August 16, 1993|ENRIQUE LOPETEGUI

DEVORE — Two words for those who think Julio Iglesias has lost his momentum: Think again.

Though he didn't even half-fill the new 16,000-seat Glen Helen Blockbuster Pavilion, Iglesias delighted the crowd with his familiar middle-of-the-road repertoire.

Supported by a five-piece band and three powerful background singers, Iglesias came on stage in his standard black suit and for most of the concert remained still, microphone in one hand, eyes closed. There were no surprises or updates, but there was plenty of the same class and magnetism that earned him his international fame in the first place.

Iglesias played off that global recognition, singing mostly in English and Spanish, but also some in Italian, Portuguese and French. Rarely did he boost the tempo, but he compensated for a lack of overt passion with a strong dose of feeling and, most importantly, a sincere, spontaneous dialogue with his fans.

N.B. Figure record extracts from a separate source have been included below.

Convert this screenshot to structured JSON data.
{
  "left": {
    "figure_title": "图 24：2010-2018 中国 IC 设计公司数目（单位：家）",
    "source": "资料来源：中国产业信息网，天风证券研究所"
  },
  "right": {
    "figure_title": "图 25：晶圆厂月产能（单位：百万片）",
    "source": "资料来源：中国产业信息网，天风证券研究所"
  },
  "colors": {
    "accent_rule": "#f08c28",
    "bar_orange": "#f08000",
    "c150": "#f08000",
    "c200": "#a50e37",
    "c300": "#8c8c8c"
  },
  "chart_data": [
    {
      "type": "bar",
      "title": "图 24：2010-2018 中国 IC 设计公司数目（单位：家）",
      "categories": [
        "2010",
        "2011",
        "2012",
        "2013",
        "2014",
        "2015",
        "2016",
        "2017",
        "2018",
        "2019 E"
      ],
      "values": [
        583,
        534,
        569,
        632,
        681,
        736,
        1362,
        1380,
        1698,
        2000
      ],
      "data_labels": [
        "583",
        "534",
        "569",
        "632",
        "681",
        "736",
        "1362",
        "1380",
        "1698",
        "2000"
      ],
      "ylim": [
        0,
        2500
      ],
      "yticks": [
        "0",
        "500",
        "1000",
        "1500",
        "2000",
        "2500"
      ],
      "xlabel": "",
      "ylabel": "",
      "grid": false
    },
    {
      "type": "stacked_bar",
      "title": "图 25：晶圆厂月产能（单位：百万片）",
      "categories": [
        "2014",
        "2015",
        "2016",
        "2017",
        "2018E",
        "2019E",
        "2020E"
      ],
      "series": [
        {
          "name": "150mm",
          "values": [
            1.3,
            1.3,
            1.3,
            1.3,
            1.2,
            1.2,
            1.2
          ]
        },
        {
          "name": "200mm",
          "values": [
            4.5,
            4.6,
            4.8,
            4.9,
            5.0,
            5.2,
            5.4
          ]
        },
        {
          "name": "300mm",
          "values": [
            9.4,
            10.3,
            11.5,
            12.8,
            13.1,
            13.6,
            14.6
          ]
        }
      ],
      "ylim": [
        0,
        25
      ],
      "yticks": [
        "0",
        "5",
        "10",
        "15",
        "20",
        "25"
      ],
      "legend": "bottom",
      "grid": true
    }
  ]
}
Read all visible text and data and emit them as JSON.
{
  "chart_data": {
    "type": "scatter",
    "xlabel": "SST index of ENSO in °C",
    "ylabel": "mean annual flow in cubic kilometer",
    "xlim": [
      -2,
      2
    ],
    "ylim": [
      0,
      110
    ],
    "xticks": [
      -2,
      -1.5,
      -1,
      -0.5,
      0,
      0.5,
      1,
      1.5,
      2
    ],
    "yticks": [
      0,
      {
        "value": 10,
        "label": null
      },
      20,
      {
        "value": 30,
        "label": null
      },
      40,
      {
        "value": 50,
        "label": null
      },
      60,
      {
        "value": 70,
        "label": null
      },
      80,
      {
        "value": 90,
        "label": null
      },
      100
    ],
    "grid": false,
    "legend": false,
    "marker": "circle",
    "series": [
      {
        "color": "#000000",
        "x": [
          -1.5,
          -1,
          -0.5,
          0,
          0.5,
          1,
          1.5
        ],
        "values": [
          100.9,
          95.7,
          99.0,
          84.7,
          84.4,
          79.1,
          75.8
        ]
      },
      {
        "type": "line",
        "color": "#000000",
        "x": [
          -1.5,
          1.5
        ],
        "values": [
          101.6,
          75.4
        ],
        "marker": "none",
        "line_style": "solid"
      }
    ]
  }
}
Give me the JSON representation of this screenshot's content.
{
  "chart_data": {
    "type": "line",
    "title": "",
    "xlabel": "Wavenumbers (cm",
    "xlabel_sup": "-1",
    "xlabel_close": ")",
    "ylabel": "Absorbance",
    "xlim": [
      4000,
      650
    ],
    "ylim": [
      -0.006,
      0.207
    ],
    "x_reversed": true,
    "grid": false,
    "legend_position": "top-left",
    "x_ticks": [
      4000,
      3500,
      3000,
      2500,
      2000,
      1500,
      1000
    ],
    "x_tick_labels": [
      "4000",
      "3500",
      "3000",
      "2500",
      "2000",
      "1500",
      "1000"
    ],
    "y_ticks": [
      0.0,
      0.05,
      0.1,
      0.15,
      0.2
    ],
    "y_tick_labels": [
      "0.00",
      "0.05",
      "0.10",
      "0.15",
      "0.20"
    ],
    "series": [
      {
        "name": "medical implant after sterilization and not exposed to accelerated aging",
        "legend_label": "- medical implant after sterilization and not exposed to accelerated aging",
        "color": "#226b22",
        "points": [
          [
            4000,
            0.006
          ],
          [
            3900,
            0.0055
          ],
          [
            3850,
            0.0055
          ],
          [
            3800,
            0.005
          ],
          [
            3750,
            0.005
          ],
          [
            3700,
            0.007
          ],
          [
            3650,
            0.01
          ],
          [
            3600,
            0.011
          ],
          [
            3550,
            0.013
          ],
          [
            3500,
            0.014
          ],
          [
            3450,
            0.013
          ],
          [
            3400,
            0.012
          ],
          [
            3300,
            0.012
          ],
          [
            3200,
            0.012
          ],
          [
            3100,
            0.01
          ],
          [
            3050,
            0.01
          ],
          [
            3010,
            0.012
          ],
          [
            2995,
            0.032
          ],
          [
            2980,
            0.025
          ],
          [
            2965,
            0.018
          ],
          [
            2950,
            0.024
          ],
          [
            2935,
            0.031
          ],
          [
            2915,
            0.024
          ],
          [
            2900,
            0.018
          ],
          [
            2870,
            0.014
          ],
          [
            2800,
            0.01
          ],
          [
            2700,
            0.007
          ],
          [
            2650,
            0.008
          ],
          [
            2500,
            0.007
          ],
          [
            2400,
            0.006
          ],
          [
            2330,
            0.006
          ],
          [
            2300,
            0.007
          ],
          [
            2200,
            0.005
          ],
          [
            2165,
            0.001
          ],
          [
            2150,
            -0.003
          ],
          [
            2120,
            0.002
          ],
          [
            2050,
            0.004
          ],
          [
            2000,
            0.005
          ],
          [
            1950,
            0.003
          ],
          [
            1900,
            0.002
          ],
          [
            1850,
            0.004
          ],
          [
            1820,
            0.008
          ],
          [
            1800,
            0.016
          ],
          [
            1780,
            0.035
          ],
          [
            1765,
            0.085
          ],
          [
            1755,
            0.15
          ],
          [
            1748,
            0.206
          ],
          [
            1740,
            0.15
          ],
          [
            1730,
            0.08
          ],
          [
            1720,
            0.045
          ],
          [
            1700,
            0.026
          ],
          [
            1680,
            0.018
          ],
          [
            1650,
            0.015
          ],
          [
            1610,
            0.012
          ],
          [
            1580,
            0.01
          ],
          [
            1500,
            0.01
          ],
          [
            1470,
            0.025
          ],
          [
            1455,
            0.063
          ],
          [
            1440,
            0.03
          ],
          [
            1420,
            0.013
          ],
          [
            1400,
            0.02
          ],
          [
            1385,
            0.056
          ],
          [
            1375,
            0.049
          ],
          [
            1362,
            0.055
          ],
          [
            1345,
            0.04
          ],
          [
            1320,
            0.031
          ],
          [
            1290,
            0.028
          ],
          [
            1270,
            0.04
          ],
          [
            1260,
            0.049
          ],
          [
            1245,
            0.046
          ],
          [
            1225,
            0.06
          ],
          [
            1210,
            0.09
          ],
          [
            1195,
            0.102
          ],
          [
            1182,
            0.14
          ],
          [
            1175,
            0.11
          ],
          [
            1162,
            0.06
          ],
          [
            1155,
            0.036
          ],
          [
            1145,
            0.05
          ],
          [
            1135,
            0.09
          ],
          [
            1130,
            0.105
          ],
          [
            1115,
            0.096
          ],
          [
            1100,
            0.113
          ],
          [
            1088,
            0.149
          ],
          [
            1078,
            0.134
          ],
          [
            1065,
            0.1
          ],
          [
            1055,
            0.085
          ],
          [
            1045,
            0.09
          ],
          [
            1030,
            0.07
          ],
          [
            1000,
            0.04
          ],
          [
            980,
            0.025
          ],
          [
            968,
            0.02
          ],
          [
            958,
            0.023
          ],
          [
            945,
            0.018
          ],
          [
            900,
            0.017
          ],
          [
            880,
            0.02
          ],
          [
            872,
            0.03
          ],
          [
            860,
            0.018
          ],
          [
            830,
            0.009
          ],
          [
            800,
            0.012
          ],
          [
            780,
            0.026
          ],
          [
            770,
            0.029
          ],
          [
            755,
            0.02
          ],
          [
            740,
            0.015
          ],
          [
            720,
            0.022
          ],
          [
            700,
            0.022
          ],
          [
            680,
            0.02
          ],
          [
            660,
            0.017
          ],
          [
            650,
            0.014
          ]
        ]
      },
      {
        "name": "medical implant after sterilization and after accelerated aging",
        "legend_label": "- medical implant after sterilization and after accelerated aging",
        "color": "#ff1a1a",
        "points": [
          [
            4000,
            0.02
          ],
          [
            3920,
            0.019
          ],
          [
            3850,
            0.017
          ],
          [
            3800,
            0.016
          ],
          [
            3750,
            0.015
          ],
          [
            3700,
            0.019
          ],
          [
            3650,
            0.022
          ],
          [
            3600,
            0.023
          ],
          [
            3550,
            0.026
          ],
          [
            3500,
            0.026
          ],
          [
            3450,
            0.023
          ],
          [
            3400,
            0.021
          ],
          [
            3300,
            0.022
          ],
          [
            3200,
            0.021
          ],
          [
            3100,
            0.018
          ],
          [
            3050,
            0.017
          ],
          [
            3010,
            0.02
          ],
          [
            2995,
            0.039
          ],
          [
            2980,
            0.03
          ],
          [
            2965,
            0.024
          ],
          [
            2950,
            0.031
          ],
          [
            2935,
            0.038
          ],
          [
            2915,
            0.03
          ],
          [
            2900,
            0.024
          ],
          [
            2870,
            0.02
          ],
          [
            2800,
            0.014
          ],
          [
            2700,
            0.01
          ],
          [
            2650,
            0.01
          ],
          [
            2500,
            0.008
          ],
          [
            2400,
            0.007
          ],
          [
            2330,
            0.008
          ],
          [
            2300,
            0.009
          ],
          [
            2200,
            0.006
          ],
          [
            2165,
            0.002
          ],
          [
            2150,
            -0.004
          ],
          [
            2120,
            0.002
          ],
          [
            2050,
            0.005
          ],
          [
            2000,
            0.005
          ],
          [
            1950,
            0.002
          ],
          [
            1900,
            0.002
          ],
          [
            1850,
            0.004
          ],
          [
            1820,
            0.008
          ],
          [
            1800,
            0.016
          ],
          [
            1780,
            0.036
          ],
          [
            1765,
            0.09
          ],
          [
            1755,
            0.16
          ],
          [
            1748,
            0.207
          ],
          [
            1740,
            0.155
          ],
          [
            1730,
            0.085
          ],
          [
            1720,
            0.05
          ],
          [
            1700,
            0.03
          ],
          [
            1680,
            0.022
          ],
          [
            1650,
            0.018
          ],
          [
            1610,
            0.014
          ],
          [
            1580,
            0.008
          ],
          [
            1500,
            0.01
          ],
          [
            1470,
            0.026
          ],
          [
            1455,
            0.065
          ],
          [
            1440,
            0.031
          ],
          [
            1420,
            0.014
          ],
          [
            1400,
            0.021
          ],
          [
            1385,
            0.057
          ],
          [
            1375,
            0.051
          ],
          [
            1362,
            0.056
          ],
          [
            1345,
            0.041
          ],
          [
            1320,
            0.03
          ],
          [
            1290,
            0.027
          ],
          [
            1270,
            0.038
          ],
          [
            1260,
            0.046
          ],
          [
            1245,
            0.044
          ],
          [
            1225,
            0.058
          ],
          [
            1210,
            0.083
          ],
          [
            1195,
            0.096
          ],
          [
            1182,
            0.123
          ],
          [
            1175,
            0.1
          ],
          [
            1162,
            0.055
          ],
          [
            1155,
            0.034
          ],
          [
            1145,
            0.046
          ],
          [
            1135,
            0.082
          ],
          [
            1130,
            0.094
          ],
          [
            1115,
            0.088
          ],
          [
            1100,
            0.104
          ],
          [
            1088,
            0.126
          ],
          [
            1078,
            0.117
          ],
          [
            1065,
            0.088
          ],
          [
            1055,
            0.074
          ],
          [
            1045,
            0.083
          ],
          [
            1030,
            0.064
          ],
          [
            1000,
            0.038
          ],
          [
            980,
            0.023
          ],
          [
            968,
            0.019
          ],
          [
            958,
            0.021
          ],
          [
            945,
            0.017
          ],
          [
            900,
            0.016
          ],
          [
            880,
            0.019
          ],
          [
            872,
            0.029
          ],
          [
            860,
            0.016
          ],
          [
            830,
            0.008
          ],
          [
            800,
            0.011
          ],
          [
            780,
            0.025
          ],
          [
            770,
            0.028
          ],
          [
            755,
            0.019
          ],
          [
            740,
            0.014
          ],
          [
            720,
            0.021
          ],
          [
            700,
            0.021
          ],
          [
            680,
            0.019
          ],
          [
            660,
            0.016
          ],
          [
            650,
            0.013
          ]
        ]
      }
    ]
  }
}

Iglesias tastefully addressed the topics of sex, the difference between Latinos and Anglos and what he termed Americans' "only mistake": missing out on so much of the culture that comes from elsewhere.

The concert-closing rendition of "To All the Girls I've Loved Before"--the song that as a 1984 duet with Willie Nelson put Iglesias on the U.S. pop charts--was an intimate affair between fans and an artist who seemed ready to make his biggest move yet. Don't count him out.